Ingredients:
- 1 lb ground beef (80/20)
- 1 cup whole milk ricotta
- 1/2 cup panko breadcrumbs
- 1/2 cup freshly grated parmesan cheese
- 1 large egg
- 3 cloves fresh garlic, minced
- 1/4 cup fresh parsley, chopped
- 1 tsp kosher salt
- 1/2 tsp black pepper
- 1/8 tsp ground nutmeg
- 2 cups marinara sauce
- 1 cup dry orzo pasta
Instructions:
- Combine the 3 cloves of minced garlic, 1/4 cup chopped parsley, 1 tsp salt, 1/2 tsp pepper, and 1/8 tsp nutmeg in your large bowl.
- Add the 1 cup of whole milk ricotta, 1/2 cup parmesan, and the lightly beaten egg to the spice mix. Whisk with a fork until it looks like a thick, creamy paste.
- Fold in the 1/2 cup of panko breadcrumbs. Let this sit for 2 minutes until the crumbs have softened.

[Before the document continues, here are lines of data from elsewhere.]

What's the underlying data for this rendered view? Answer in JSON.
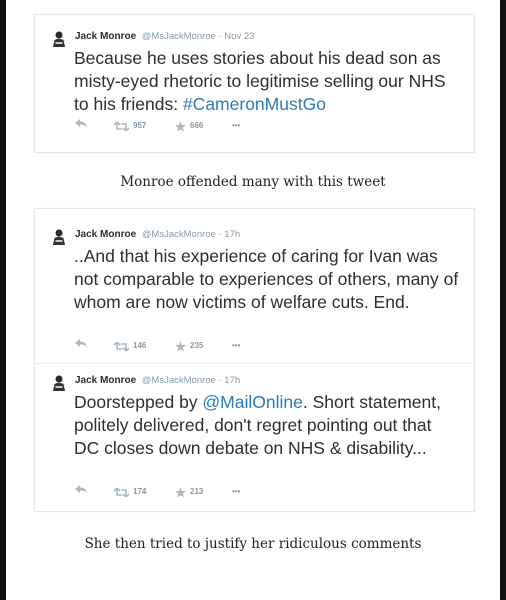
{
  "tweets": [
    {
      "author": "Jack Monroe",
      "handle": "@MsJackMonroe",
      "sep": "·",
      "time": "Nov 23",
      "text_pre": "Because he uses stories about his dead son as misty-eyed rhetoric to legitimise selling our NHS to his friends: ",
      "hashtag": "#CameronMustGo",
      "retweets": "957",
      "favorites": "666",
      "more": "•••"
    },
    {
      "author": "Jack Monroe",
      "handle": "@MsJackMonroe",
      "sep": "·",
      "time": "17h",
      "text": "..And that his experience of caring for Ivan was not comparable to experiences of others, many of whom are now victims of welfare cuts. End.",
      "retweets": "146",
      "favorites": "235",
      "more": "•••"
    },
    {
      "author": "Jack Monroe",
      "handle": "@MsJackMonroe",
      "sep": "·",
      "time": "17h",
      "text_pre": "Doorstepped by ",
      "mention": "@MailOnline",
      "text_post": ". Short statement, politely delivered, don't regret pointing out that DC closes down debate on NHS & disability...",
      "retweets": "174",
      "favorites": "213",
      "more": "•••"
    }
  ],
  "captions": {
    "first": "Monroe offended many with this tweet",
    "second": "She then tried to justify her ridiculous comments"
  },
  "colors": {
    "link": "#2b7bb9",
    "text": "#292f33",
    "meta": "#8899a6",
    "edge": "#111111"
  },
  "icons": [
    "avatar",
    "reply-icon",
    "retweet-icon",
    "favorite-icon",
    "more-icon"
  ]
}
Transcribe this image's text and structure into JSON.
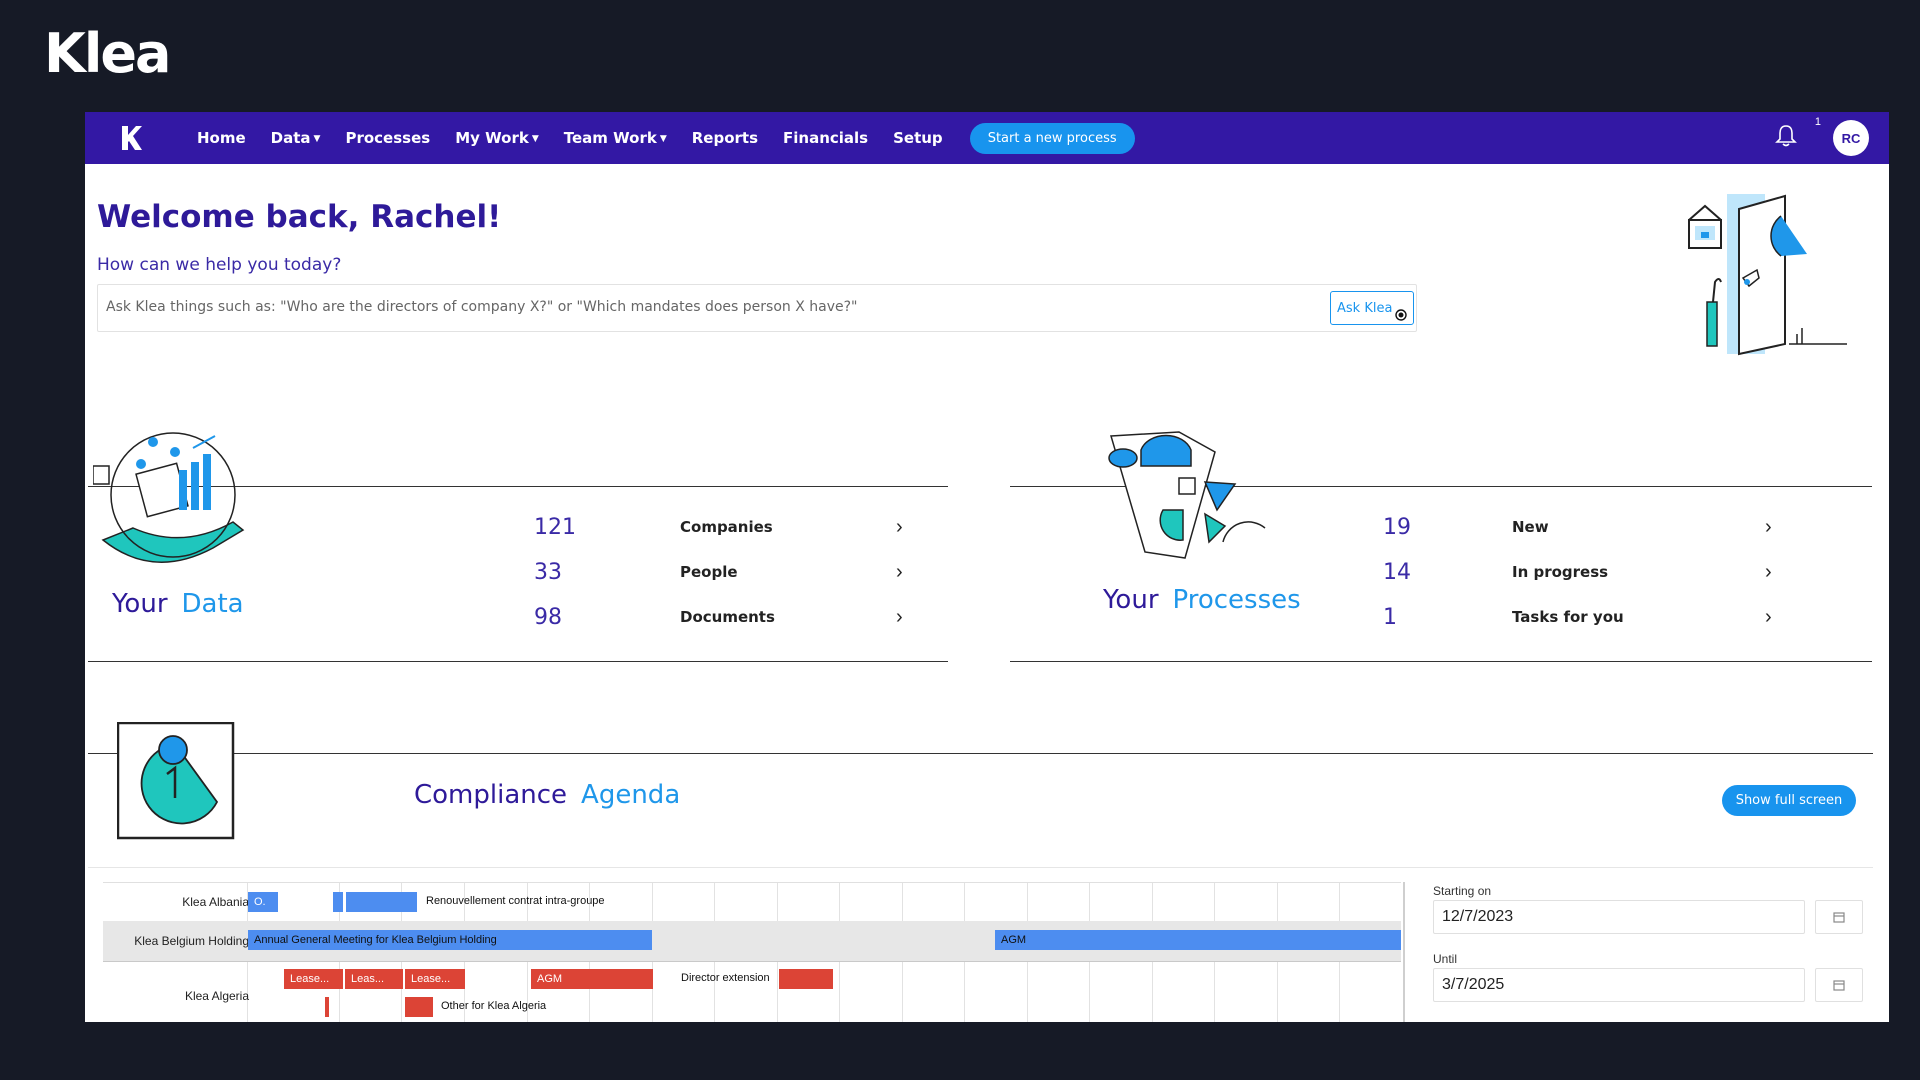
{
  "brand": {
    "name": "Klea"
  },
  "nav": {
    "items": [
      {
        "label": "Home",
        "dropdown": false
      },
      {
        "label": "Data",
        "dropdown": true
      },
      {
        "label": "Processes",
        "dropdown": false
      },
      {
        "label": "My Work",
        "dropdown": true
      },
      {
        "label": "Team Work",
        "dropdown": true
      },
      {
        "label": "Reports",
        "dropdown": false
      },
      {
        "label": "Financials",
        "dropdown": false
      },
      {
        "label": "Setup",
        "dropdown": false
      }
    ],
    "start_button": "Start a new process",
    "notification_count": "1",
    "avatar_initials": "RC"
  },
  "welcome": {
    "title": "Welcome back, Rachel!",
    "subtitle": "How can we help you today?",
    "ask_placeholder": "Ask Klea things such as: \"Who are the directors of company X?\" or \"Which mandates does person X have?\"",
    "ask_button": "Ask Klea"
  },
  "your_data": {
    "label_1": "Your",
    "label_2": "Data",
    "stats": [
      {
        "value": "121",
        "label": "Companies"
      },
      {
        "value": "33",
        "label": "People"
      },
      {
        "value": "98",
        "label": "Documents"
      }
    ]
  },
  "your_processes": {
    "label_1": "Your",
    "label_2": "Processes",
    "stats": [
      {
        "value": "19",
        "label": "New"
      },
      {
        "value": "14",
        "label": "In progress"
      },
      {
        "value": "1",
        "label": "Tasks for you"
      }
    ]
  },
  "compliance": {
    "label_1": "Compliance",
    "label_2": "Agenda",
    "show_full_screen": "Show full screen",
    "rows": [
      {
        "entity": "Klea Albania",
        "bars": [
          {
            "label": "O."
          },
          {
            "label": ""
          },
          {
            "label": ""
          }
        ],
        "texts": [
          "Renouvellement contrat intra-groupe"
        ]
      },
      {
        "entity": "Klea Belgium Holding",
        "bars": [
          {
            "label": "Annual General Meeting for Klea Belgium Holding"
          },
          {
            "label": "AGM"
          }
        ]
      },
      {
        "entity": "Klea Algeria",
        "bars": [
          {
            "label": "Lease..."
          },
          {
            "label": "Leas..."
          },
          {
            "label": "Lease..."
          },
          {
            "label": "AGM"
          },
          {
            "label": ""
          },
          {
            "label": ""
          },
          {
            "label": ""
          }
        ],
        "texts": [
          "Director extension",
          "Other for Klea Algeria"
        ]
      }
    ],
    "starting_on_label": "Starting on",
    "starting_on_value": "12/7/2023",
    "until_label": "Until",
    "until_value": "3/7/2025"
  },
  "colors": {
    "navbar": "#3318a4",
    "accent_blue": "#1894ee",
    "title_purple": "#2e1a99",
    "gantt_blue": "#4d8df0",
    "gantt_red": "#dc4436",
    "background": "#161a26"
  },
  "icons": [
    "klea-logo-icon",
    "bell-icon",
    "chevron-right-icon",
    "calendar-icon",
    "cursor-icon"
  ]
}
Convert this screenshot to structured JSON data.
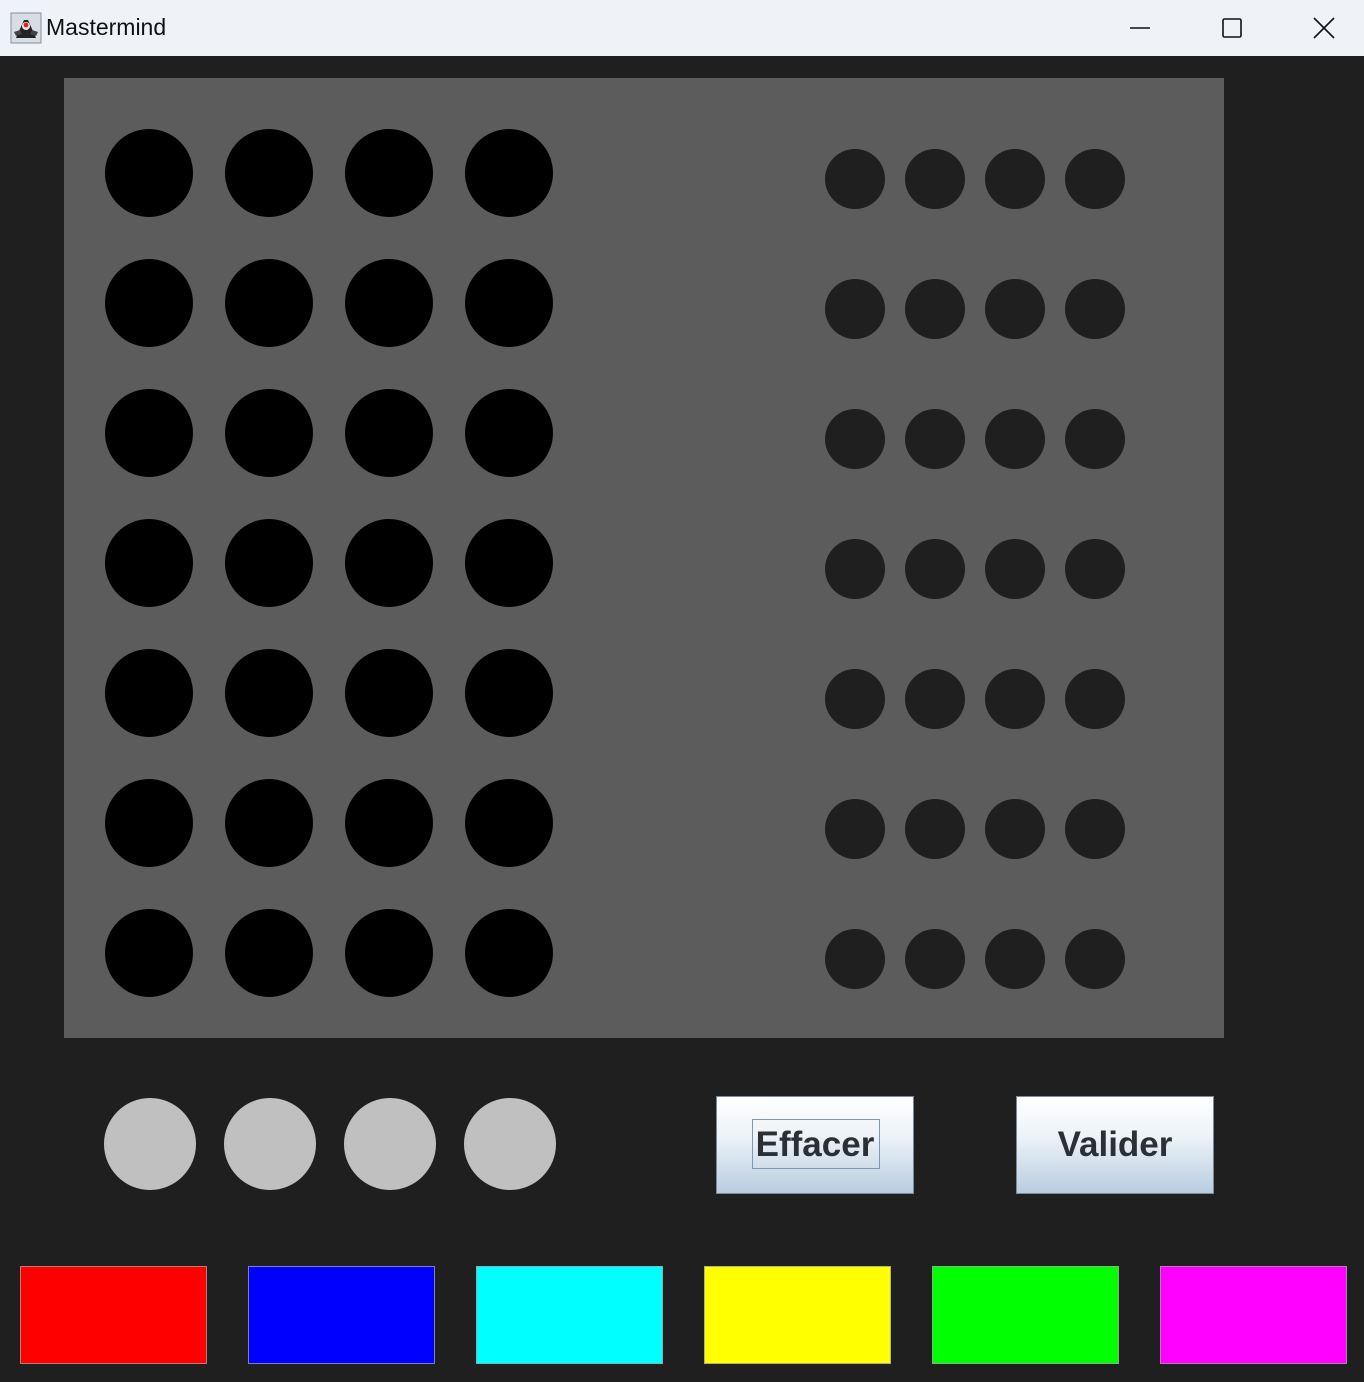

- Add the 1 lb of ground beef to the bowl. Use your hands to gently fold the meat into the ricotta mixture until just combined.
- Scoop the mixture and roll into balls roughly the size of a golf ball. Do not squeeze them tightly; you want them to just hold their shape.
- Heat a tablespoon of oil in your skillet over medium high heat. Add the meatballs and cook for 3-4 minutes until a deep brown crust forms. Flip carefully.
- Push the meatballs to the side and pour in the 1 cup of dry orzo. Let it toast in the meat drippings for 1 minute until it smells nutty.
- Pour in the 2 cups of marinara sauce and 1 cup of water (or broth). Lower the heat, cover, and simmer for 10-12 minutes until the orzo is tender and the sauce is thick.
- Turn off the heat and let the pan sit, covered, for 3 minutes. This allows the meat to carryover cook and the orzo to finish absorbing the sauce.
- Scatter a little extra parmesan and parsley over the top. Serve directly from the pan for that rustic, homey feel.